The ongoing military conflict raises many questions, which were discussed by Jan Holzer and Miroslav Mareš from the Department of Political Science and Petra Kuchyňková and Vladan Hodulák from the Department of International Relations.
Stanislav Balík, Dean of the Faculty of Social Studies, welcomed the students and other visitors in a fully packed atrium. “I am very glad that we are holding a debate on such an urgent and serious topic at our faculty today. A couple of years ago, my colleagues and I went to Kharkiv to give some lectures. At that time I said to people there that if someone had blindfolded me before the trip, dropped me off on the street somewhere and I had not seen any signs in Cyrillic, I would not have guessed that I was not present in a Western city. So similar was the society and so similar were the surroundings. Many of the people we were delivering our lecture to there – people who wanted to learn something about what freedom and democracy mean – are now fighting for these very values with rifles in their hands while their homes and basic security are being taken from them,” said Mr Balík.
Experts on the panel expressed their views on various debate topics, which included the issue of the legitimacy of the attack on Ukraine, Russian propaganda and the relations between Russia and Ukraine in the post-Soviet era. During the meeting, the fearlessness and courage of the Ukrainians were also mentioned, as was the topic of economic sanctions against Russia. “Unfortunately, in my opinion, the Russians are able to withstand a lot. They have the basic necessities they need to continue the war – they have enough food, energy, oil and equipment,” said Vladan Hodulák.

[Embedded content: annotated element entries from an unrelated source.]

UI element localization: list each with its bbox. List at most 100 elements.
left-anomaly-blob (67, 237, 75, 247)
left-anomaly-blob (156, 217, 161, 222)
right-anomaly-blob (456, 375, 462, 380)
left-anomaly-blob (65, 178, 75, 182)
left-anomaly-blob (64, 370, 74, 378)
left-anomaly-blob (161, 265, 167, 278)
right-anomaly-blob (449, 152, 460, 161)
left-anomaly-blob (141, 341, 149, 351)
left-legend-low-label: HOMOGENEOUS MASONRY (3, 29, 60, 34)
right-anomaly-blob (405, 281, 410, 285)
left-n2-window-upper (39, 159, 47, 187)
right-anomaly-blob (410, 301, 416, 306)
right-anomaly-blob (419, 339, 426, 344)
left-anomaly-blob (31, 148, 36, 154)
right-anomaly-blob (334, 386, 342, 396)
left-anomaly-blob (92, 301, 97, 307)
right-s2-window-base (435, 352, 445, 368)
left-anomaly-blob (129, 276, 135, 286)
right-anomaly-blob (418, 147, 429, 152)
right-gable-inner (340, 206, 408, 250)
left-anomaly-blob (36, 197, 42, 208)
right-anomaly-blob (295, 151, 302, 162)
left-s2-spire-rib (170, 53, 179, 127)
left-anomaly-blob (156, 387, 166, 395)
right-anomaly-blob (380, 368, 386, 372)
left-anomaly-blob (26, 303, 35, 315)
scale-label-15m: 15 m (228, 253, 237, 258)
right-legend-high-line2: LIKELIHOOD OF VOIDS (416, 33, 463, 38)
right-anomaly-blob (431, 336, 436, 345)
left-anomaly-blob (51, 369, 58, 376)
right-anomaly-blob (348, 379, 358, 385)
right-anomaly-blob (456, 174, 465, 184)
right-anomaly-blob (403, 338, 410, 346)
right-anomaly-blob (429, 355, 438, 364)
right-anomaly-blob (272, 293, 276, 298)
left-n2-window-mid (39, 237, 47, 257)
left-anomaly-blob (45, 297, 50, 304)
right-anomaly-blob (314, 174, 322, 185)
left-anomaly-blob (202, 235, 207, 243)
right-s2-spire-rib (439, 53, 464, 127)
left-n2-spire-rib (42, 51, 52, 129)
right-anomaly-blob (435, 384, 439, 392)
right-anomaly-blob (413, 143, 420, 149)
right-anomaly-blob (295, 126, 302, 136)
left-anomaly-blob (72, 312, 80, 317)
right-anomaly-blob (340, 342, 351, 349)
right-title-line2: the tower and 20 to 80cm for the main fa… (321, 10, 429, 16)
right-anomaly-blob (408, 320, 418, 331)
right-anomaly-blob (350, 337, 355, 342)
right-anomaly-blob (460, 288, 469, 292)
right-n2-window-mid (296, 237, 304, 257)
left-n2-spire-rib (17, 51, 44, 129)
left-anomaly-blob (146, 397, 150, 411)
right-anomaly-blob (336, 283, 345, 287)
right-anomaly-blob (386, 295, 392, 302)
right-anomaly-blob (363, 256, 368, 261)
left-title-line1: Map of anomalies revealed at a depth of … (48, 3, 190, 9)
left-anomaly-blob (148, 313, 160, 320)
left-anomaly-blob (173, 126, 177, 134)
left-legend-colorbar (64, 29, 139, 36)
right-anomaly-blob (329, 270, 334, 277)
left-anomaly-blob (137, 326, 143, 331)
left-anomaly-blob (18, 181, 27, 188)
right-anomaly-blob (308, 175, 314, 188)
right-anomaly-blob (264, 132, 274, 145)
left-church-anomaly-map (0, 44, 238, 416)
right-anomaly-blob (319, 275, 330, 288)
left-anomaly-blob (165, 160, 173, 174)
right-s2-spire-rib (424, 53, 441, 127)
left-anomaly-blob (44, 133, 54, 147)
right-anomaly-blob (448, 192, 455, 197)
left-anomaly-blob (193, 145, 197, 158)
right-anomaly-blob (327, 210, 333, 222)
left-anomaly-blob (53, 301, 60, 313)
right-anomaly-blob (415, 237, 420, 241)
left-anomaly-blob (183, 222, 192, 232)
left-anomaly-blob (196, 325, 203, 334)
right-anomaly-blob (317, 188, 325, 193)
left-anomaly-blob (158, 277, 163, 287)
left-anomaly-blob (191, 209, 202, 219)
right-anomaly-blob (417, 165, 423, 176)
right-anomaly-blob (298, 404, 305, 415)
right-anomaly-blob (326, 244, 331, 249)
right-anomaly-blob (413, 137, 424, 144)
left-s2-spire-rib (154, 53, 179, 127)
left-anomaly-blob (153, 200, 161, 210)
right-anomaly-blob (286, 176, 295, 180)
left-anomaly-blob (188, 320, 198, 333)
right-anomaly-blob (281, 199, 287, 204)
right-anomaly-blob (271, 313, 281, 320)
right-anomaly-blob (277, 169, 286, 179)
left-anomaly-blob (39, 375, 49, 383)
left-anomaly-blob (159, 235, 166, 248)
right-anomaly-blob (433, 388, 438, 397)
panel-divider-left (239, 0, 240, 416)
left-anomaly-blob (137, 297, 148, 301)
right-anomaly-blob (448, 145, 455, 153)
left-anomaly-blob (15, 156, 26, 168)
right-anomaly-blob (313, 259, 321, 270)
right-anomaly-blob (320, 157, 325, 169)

During the discussion, a member of the audience also asked if it looked like Putin was “losing”. “No one knows exactly what is happening on the ground in Ukraine at the moment, but I am convinced that things are not going according to Putin’s plan. He was planning a quick and effective special operation – at least from his perspective – where his troops would surround the cities, storm them and capture members of the Ukrainian government,” replied Miroslav Mareš. “That didn’t work out, which makes the Russian leadership nervous and Putin unhappy, but it certainly doesn’t mean he is losing the war. His forces are still advancing – each morning we learn about new bombings and little by little the front line keeps being pushed deeper into Ukraine. It remains to be seen whether the Ukrainians are willing and able to fight a long war even after the major cities fall, and how they will do that,” Mareš added.